It has been a bad week for British design. In the past few days it has been announced that 30 Habitat stores are due to close, while Homeform, owner of Dolphin Bathrooms and Moben Kitchens, has gone into administration. Many will have looked forward to yesterday’s issue of Design Week – the trade publication for the design industry – to take the discussion further of the future of the nation’s home retail market. But the weekly publication flopped onto desks with even glummer tidings bearing just one coverline: “The Last Issue – Design Week closes after 25 years”. It’s depressing news. For 25 years Design Week has connected a growing community with the latest industry developments, reporting on everything from rebrands to trade fairs, combined with pithy profiles and opinion pieces that by night became talking points at industry gatherings.
“What seemed like a strong entrepreneurial idea in September 1986 is no longer viable,” says founder Jeremy Myerson, now a professor at the Royal College of Art and a member of the Design Council. “In 1986 the UK design industry was booming and Design Week accelerated the business of design. We could report on news almost as it happened.”
It helped recruitment too. “Companies could phone up and place an advert for someone on a Tuesday, have it printed in the Thursday edition and hire someone on the Friday,” says Myerson. “Previously people had to put up with the three-month lead time of the monthly glossies.”

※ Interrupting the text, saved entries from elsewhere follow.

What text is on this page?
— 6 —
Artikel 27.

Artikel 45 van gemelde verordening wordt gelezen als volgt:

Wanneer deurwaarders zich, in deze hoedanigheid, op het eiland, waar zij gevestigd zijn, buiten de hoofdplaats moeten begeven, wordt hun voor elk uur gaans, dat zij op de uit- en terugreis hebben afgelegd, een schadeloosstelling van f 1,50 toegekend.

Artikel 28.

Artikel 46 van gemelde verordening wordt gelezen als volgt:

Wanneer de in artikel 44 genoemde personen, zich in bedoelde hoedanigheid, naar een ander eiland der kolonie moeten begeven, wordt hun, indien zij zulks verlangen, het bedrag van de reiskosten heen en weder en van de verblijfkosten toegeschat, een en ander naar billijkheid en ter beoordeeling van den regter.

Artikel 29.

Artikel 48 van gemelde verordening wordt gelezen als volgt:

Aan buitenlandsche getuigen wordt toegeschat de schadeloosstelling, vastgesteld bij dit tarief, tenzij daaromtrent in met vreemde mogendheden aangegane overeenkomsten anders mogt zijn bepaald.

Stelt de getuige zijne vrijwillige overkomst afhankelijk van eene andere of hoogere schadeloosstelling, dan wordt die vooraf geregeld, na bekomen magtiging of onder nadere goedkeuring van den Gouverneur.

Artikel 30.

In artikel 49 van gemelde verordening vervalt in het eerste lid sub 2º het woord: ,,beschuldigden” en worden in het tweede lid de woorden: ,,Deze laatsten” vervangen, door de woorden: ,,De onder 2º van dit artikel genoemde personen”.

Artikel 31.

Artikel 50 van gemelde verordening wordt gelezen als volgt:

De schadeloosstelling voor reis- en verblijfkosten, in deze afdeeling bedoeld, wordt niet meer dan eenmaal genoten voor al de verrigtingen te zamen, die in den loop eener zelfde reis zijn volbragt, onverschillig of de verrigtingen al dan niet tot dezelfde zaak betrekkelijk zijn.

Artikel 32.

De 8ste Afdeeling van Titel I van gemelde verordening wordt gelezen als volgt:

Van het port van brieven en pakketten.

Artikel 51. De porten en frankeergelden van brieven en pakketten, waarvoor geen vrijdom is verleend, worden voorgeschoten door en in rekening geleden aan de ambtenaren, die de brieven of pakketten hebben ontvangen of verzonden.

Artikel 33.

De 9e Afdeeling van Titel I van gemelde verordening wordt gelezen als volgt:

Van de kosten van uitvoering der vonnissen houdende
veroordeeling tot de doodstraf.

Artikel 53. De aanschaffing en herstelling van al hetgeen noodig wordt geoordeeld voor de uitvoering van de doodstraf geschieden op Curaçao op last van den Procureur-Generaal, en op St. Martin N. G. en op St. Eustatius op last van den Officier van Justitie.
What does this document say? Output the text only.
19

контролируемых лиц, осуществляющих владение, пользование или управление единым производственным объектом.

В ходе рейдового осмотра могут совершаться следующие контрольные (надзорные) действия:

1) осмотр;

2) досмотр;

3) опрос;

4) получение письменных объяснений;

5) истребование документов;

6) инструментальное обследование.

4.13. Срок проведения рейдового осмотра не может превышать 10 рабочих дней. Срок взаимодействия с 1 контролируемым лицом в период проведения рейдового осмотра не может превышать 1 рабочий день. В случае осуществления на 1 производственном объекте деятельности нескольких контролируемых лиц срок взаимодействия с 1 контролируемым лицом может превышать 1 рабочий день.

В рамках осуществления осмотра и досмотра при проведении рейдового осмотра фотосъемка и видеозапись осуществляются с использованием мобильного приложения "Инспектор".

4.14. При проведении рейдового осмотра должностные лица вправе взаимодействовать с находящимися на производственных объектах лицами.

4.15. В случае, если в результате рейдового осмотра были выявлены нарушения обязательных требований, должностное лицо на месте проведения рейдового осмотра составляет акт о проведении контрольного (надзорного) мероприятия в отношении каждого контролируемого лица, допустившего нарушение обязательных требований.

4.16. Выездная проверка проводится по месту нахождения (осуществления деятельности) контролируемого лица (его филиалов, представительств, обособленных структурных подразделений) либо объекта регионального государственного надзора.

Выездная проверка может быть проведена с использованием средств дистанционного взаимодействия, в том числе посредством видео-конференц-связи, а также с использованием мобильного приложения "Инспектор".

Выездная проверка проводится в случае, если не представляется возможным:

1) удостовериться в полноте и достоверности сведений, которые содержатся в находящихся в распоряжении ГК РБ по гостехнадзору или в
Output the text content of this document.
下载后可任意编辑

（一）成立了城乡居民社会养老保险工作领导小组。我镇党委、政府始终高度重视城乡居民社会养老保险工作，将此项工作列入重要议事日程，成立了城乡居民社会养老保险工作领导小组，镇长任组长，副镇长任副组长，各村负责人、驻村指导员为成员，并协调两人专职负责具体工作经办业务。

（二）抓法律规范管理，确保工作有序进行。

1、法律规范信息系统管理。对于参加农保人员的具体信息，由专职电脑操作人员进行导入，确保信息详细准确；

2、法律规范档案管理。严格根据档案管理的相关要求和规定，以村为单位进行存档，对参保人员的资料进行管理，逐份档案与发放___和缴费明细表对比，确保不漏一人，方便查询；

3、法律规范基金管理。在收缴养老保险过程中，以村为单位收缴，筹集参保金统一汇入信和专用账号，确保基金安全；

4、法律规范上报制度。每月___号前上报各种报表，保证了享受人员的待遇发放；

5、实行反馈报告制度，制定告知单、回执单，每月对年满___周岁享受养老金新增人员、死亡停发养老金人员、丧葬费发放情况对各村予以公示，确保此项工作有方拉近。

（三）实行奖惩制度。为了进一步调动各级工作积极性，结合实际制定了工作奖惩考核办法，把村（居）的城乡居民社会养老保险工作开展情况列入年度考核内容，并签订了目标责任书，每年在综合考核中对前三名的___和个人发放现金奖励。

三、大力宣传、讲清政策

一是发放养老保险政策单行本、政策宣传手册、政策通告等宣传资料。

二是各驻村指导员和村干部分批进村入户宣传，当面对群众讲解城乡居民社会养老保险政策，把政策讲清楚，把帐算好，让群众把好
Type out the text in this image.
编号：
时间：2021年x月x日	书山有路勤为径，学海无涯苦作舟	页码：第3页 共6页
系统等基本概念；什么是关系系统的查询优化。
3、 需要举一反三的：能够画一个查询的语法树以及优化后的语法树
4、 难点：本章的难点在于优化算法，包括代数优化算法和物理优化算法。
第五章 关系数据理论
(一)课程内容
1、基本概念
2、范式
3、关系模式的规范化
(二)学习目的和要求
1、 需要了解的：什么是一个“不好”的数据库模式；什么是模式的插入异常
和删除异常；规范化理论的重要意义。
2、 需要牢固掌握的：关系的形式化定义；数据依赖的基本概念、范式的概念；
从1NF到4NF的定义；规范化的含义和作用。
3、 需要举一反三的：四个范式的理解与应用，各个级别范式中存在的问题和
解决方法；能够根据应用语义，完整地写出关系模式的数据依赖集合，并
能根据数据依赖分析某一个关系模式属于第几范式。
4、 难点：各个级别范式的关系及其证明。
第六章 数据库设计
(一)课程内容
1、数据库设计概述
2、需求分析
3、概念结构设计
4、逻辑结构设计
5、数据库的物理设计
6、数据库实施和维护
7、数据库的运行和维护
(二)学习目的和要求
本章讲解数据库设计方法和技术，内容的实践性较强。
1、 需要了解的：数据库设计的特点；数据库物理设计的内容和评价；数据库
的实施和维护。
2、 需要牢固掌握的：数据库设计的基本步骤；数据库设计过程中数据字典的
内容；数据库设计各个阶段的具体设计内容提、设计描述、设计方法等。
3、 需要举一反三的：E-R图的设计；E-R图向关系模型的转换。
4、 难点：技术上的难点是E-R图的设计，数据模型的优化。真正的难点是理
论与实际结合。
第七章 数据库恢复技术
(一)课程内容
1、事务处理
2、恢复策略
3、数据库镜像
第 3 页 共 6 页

Of course the big bad internet is the culprit. Design Week‘s circulation fell sharply from 7,777 a week in 2008 to 5,725 last year and now it will exist solely online. “People don’t want to wait until Thursday anymore,” says Myerson. “The web is instant and editorial opinion has been democratised by the presence of blogs. The only print titles that can survive are those that are beautiful, precious, collectible design objects in themselves and that’s not the point of a weekly trade title. The fact that Design Week can go under is indicative of far more troubling times ahead for this sector of the industry.”
Centaur, the business magazine publisher behind Design Week, has also closed the print version of New Media Age and placed a number of titles under consultation at the same time. Is this the beginning of the end for weekly trade titles as we know them? Global media guru Mario Garcia insists it’s not all bad news: “One of the advantages tablets offer is that publications that can no longer afford to publish in print can have a second life as tablet-only titles. I foresee that many of these trade periodicals will go tablet in the near future. It allows for great story-telling and, for an audience such as Design Week, it’s an ideal platform to view stories with longer legs in audio, video and pop-up.”
Centaur is currently developing an iPad application for both Design Week and New Media Age. The group’s first iPad application for another of its flagship titles, Creative Review, is set to launch this month. Whether that signals another imminent print closure on the horizon remains to be seen.